Il m’est impossible de narrer ici l’historique complet de l’arme depuis la sortie de sa manufacture jusqu’à Kaboul. En revanche, j’apporterai ici ma modeste contribution et donnerai aux historiens la possibilité d’accéder à cette arme en leur fournissant les photos ci-dessous. A eux d’en déduire ce qu’ils voudront au regard de leurs connaissances de l’histoire de la manufacture, du modèle d’arme considéré et de l’exploitation des divers numéros de série.

Si un spécialiste éclairé possède des données sur cette arme ou sa série (date de sortie d’usine, régiment d’affectation…), je serais ravi de relayer ces informations en étendant le présent article ou via un autre article.

La gendarmerie nationale a été projetée en Afghanistan en tant que force devant former et encadrer la police Afghane. J’ignore dans quel cadre une arme de tradition a été achetée par la gendarmerie ou donnée à cette dernière.  Cependant il se trouvait, dans les couloirs de l’état-major de la gendarmerie à Kaboul, un fusil Lebel modèle 1886. Il n’est pas impossible que cette arme ait été achetée à une échoppe du marché afghan du camp international de Warehouse à Kaboul. Ci-dessous, trois photos issues de la seule échoppe vendant ce type de produit en 2012.

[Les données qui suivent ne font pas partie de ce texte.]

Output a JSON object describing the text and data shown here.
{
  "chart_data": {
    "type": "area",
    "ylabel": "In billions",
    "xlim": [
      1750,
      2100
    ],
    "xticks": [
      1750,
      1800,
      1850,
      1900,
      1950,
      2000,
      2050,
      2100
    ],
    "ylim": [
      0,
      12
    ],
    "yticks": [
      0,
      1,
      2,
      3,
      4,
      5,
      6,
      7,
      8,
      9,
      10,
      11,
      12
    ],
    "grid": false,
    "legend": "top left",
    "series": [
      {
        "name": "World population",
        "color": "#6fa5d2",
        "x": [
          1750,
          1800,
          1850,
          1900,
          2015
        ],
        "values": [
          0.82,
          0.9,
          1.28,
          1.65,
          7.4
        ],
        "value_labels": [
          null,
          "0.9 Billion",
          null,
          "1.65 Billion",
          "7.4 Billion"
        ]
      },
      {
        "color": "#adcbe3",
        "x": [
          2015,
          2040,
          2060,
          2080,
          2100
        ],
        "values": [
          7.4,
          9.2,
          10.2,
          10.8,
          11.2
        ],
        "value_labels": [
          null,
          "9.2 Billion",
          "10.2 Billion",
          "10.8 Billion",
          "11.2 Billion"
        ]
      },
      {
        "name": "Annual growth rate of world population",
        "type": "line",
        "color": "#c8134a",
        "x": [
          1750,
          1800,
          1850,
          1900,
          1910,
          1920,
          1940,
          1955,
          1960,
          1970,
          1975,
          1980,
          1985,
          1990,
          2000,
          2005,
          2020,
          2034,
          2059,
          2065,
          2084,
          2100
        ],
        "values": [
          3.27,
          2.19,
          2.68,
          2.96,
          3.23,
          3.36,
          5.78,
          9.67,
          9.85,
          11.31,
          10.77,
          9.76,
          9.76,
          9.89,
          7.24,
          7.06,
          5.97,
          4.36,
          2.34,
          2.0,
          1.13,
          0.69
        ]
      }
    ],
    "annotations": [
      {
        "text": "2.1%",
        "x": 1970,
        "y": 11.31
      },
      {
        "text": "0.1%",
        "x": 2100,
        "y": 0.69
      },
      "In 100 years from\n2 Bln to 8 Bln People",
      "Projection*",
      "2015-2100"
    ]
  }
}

Vous aurez peut être remarqué, sur la première photo, au mur, un autre Lebel 1886.

Ci-dessous, vous trouverez les photos de celui du commandement de la gendarmerie à Kaboul.

La carcasse, la boite de culasse

Nous avons vu dans un précédent article sur le revolver 1892 (lien vers l’article) la qualité des fabrications françaises de cette époque. Ici encore, il est très aisé de s’en apercevoir. On est bien loin des fabrications modernes ou tout est optimisé, les pièces très simplifiées sont fabriquées par des machines commandées par ordinateur et ou les bois sont remplacés par du plastique moulé. On est ici dans un autre monde ou les pièces passent d’opération en opération, de main de spécialistes vers les mains d’un autre spécialiste.

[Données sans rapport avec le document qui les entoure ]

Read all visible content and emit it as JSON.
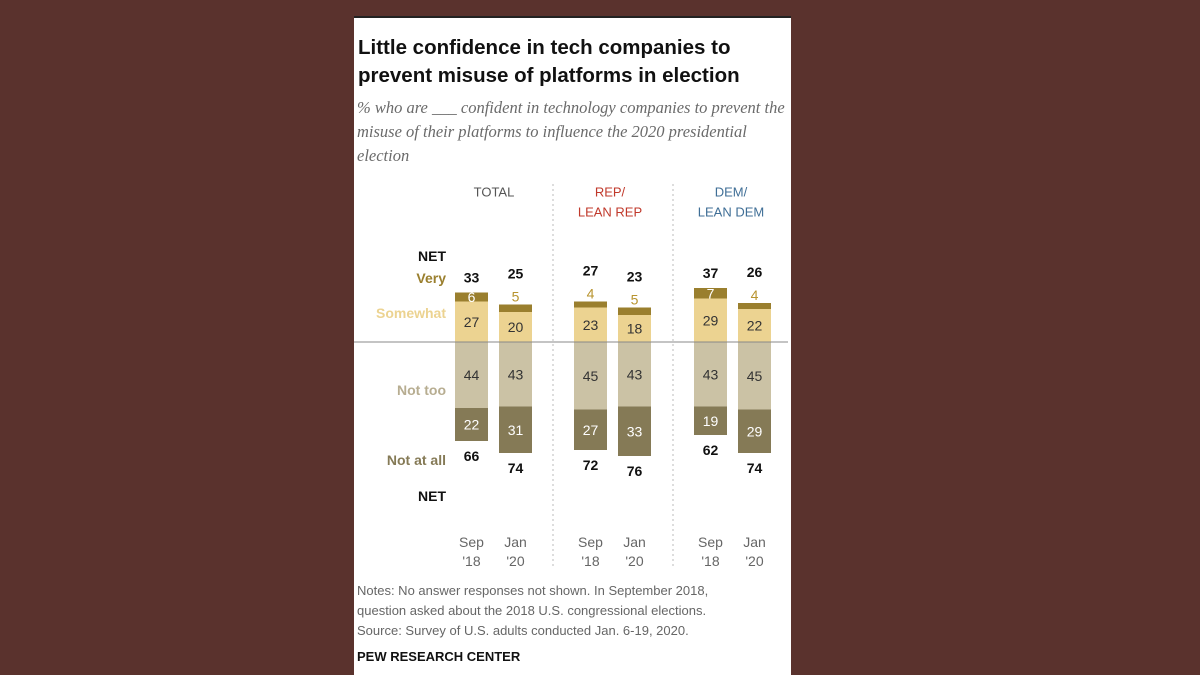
{
  "title": "Little confidence in tech companies to prevent misuse of platforms in election",
  "subtitle": "% who are ___ confident in technology companies to prevent the misuse of their platforms to influence the 2020 presidential election",
  "row_labels": {
    "net_top": "NET",
    "very": "Very",
    "somewhat": "Somewhat",
    "not_too": "Not too",
    "not_at_all": "Not at all",
    "net_bottom": "NET"
  },
  "colors": {
    "very": "#9a7f2e",
    "somewhat": "#ecd391",
    "not_too": "#cbc2a5",
    "not_at_all": "#857a56",
    "rep": "#c0392b",
    "dem": "#3f6e96"
  },
  "chart_data": {
    "type": "bar",
    "subtype": "diverging-stacked",
    "groups": [
      {
        "label": [
          "TOTAL"
        ],
        "color_key": "neutral"
      },
      {
        "label": [
          "REP/",
          "LEAN REP"
        ],
        "color_key": "rep"
      },
      {
        "label": [
          "DEM/",
          "LEAN DEM"
        ],
        "color_key": "dem"
      }
    ],
    "bars": [
      {
        "group": 0,
        "period": [
          "Sep",
          "'18"
        ],
        "very": 6,
        "somewhat": 27,
        "not_too": 44,
        "not_at_all": 22,
        "net_confident": 33,
        "net_not": 66
      },
      {
        "group": 0,
        "period": [
          "Jan",
          "'20"
        ],
        "very": 5,
        "somewhat": 20,
        "not_too": 43,
        "not_at_all": 31,
        "net_confident": 25,
        "net_not": 74
      },
      {
        "group": 1,
        "period": [
          "Sep",
          "'18"
        ],
        "very": 4,
        "somewhat": 23,
        "not_too": 45,
        "not_at_all": 27,
        "net_confident": 27,
        "net_not": 72
      },
      {
        "group": 1,
        "period": [
          "Jan",
          "'20"
        ],
        "very": 5,
        "somewhat": 18,
        "not_too": 43,
        "not_at_all": 33,
        "net_confident": 23,
        "net_not": 76
      },
      {
        "group": 2,
        "period": [
          "Sep",
          "'18"
        ],
        "very": 7,
        "somewhat": 29,
        "not_too": 43,
        "not_at_all": 19,
        "net_confident": 37,
        "net_not": 62
      },
      {
        "group": 2,
        "period": [
          "Jan",
          "'20"
        ],
        "very": 4,
        "somewhat": 22,
        "not_too": 45,
        "not_at_all": 29,
        "net_confident": 26,
        "net_not": 74
      }
    ]
  },
  "notes": [
    "Notes: No answer responses not shown. In September 2018,",
    "question asked about the 2018 U.S. congressional elections.",
    "Source: Survey of U.S. adults conducted Jan. 6-19, 2020."
  ],
  "source": "PEW RESEARCH CENTER"
}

Provenant probablement de l’influence des armes américaines sur le vieux continent, l’alimentation du Lebel 1886 se fait via un magasin tubulaire qui se trouve sous le canon. Sans le savoir les arbitrages qui ont été fait font parti du passé. Dans peu de temps apparaitra le fusil Mauser et son magasin à pile imbriquée et un peu plus tard le fusil Lee enfield et son magasin à pile imbriquée amovible. Le fusil français et anglais utilise des munitions à bourrelet, les allemands une munition à gorge. Le futur standard sera la munition à gorge.

Vue des composants de la munition de 8 mm Lebel.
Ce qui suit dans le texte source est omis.